GM To Sell SUVs in Suzuki Japan Showrooms
TOKYO January 30, 2003; Lindsay Whipp writing for Bloomberg reported that General Motors Corp. will start selling sport-utility vehicles at Suzuki Motor Corp. outlets after sales of a jointly produced car fell 44 percent short of targets, renewing efforts to break into the world's No. 2 auto market.
General Motors will start selling the Trailblazer mid-size light truck in Japanese outlets of Suzuki, Japan's largest maker of minicars, in February, according to Suzuki executives. The companies expect to sell about 500 of the vehicles annually.
The Detroit-based automaker is searching for roles for its Asian alliance partners, which include Suzuki and recently acquired assets of Korea's Daewoo Motor Co. Investors say a return to joint sales efforts is cheaper and less risky for both General Motors and Suzuki than trying to co-produce new models.
"I don't really see much point in GM and Suzuki jointly developing models," said Akihide Kinugawa, who helps manage 20 billion yen ($169 million) at T&D Asset Management, including shares in Nissan Motor Co. and Mazda Motor Corp. "It's a good idea for Suzuki to be under the umbrella of a large automaker as it's increasingly difficult to stay independent at that size."
General Motors and Suzuki had planned to sell about 20,000 units of the 1.3- and 1.5 liter Cruze compact a year in Japan. Sales of the new model totaled 11,088 in its first year as buyers opted instead for Honda Motor Co.'s Fit and Nissan Motor Co.'s March, which sold for about a fifth cheaper.

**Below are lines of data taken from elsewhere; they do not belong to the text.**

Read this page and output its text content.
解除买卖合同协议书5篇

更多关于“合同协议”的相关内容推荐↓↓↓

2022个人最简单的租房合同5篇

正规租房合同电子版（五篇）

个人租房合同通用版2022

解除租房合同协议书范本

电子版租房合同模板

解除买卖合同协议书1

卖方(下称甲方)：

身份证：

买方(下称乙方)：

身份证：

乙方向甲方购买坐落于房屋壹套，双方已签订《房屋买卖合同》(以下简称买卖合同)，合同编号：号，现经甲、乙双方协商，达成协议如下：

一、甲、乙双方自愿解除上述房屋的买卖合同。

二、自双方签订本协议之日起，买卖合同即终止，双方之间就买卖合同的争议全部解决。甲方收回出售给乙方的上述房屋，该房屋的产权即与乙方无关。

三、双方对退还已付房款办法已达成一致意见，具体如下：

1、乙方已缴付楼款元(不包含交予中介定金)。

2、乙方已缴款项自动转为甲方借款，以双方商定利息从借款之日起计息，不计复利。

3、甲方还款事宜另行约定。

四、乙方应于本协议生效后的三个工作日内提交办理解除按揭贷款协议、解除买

Cruze sales, in General Motors' Auto World outlets are "not meeting our expectations by any stretch," said Fritz Henderson, president of General Motors Asia-Pacific business.
General Motors, the world's biggest automaker, sold 7,749 vehicles in Japan last year, excluding its European Opel and Saab brands. The automaker's own brands account for about 1.5 percent of Japan's import market which itself amounts to less than nine percent of auto sales in the country. Toyota Motor Corp., by contrast, has about 40 percent of the Japanese domestic market and more than 10 percent of U.S. auto sales.

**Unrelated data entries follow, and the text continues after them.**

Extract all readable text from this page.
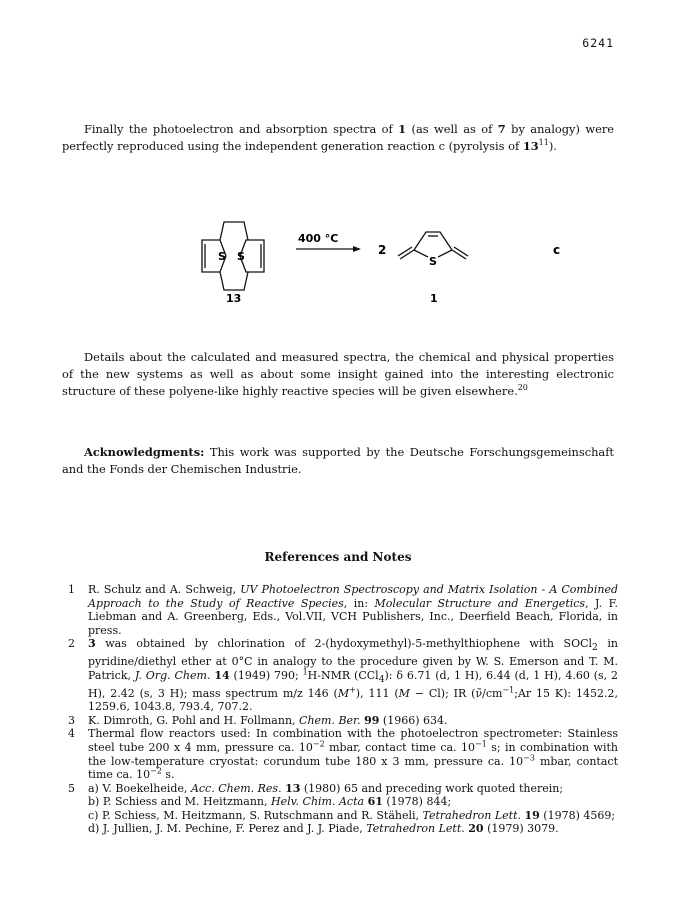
6241

Finally the photoelectron and absorption spectra of 1 (as well as of 7 by analogy) were perfectly reproduced using the independent generation reaction c (pyrolysis of $13^{11}$).

S S
13
400 °C
2
S
1
c

Details about the calculated and measured spectra, the chemical and physical properties of the new systems as well as about some insight gained into the interesting electronic structure of these polyene-like highly reactive species will be given elsewhere.$^{20}$

Acknowledgments: This work was supported by the Deutsche Forschungsgemeinschaft and the Fonds der Chemischen Industrie.

References and Notes
1 R. Schulz and A. Schweig, UV Photoelectron Spectroscopy and Matrix Isolation - A Combined Approach to the Study of Reactive Species, in: Molecular Structure and Energetics, J. F. Liebman and A. Greenberg, Eds., Vol.VII, VCH Publishers, Inc., Deerfield Beach, Florida, in press.
2 3 was obtained by chlorination of 2-(hydoxymethyl)-5-methylthiophene with SOCl$_2$ in pyridine/diethyl ether at 0°C in analogy to the procedure given by W. S. Emerson and T. M. Patrick, J. Org. Chem. 14 (1949) 790; $^1$H-NMR (CCl$_4$): δ 6.71 (d, 1 H), 6.44 (d, 1 H), 4.60 (s, 2 H), 2.42 (s, 3 H); mass spectrum m/z 146 (M+), 111 (M − Cl); IR ($\nũ/cm^{-1};Ar$ 15 K): 1452.2, 1259.6, 1043.8, 793.4, 707.2.
3 K. Dimroth, G. Pohl and H. Follmann, Chem. Ber. 99 (1966) 634.
4 Thermal flow reactors used: In combination with the photoelectron spectrometer: Stainless steel tube 200 x 4 mm, pressure ca. $10^{-2}$ mbar, contact time ca. $10^{-1}$ s; in combination with the low-temperature cryostat: corundum tube 180 x 3 mm, pressure ca. $10^{-3}$ mbar, contact time ca. $10^{-2}$ s.
5 a) V. Boekelheide, Acc. Chem. Res. 13 (1980) 65 and preceding work quoted therein;
b) P. Schiess and M. Heitzmann, Helv. Chim. Acta 61 (1978) 844;
c) P. Schiess, M. Heitzmann, S. Rutschmann and R. Stäheli, Tetrahedron Lett. 19 (1978) 4569;
d) J. Jullien, J. M. Pechine, F. Perez and J. J. Piade, Tetrahedron Lett. 20 (1979) 3079.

General Motors' previous foray into sales with a local partner wasn't successful either. The automaker had planned to sell 20,000 of its Cavalier-branded cars a year in a venture formed in 1995 with Toyota dealerships. Instead, sales totaled 37,600 units during the six-year partnership.
The plan to market Trailblazers may have more success than trying to sell through a rival offering overlapping products. Suzuki, which is 20 percent owned by General Motors, benefits by being able to expand its lineup beyond minicars and compacts.
"The Chevrolet brand isn't very well known in Japan, so it's quite a good idea" for Suzuki to provide the outlets, T&D's Kinugawa said. "At the worst, (General Motors) won't sell many but it won't be any financial loss for Suzuki" compared with developing new joint models.
General Motors' Henderson said pricier imports have done the best in Japan, and will be the main focus of the company's sales push.
"We'll look at where we can carve out a niche at the top end of the market," Henderson said, adding he doesn't see "much return" in trying to sell less expensive cars in the crowded market.
General Motors shares have lost 19 percent in value in the past six months, compared with Suzuki, which has fallen 1.2 percent during the same period.
General Motors is trying to make more use of its alliance partners in Asia, a market that analysts expect to grow faster than North America and Europe.
The automaker now controls assets of Daewoo Motor, formerly Korea's second-biggest automaker. Suzuki has joined General Motors in the venture, taking a 14.9 percent stake.
General Motors also holds 21 percent of Fuji Heavy Industries Ltd., the maker of Subaru cars, and has three joint ventures with Shanghai Automotive Industry Corp. in China.
Those alliances are beginning to benefit General Motors, which earlier this month said profit quadrupled in the October to December quarter from a year earlier, including a tripling of profit in the Asia-Pacific region to $66 million.
The alliance partners expect benefits too, with Suzuki in talks to tap General Motors' fuel cell technology to help it make cars that meet tighter emission regulations on both cars and trucks. Suzuki introduced Japan's first hybrid minicar earlier this week, developed without help from General Motors.
Osamu Suzuki, chairman of Suzuki, won't rule out developing other models with General Motors, although its partner may need to study the Japanese market more closely to help ensure the next vehicle is more successful than the Cruze.
The U.S automaker "probably needs to remember that Japan isn't Detroit and the market is different," said Suzuki chairman, Osamu Suzuki, after a press conference last week.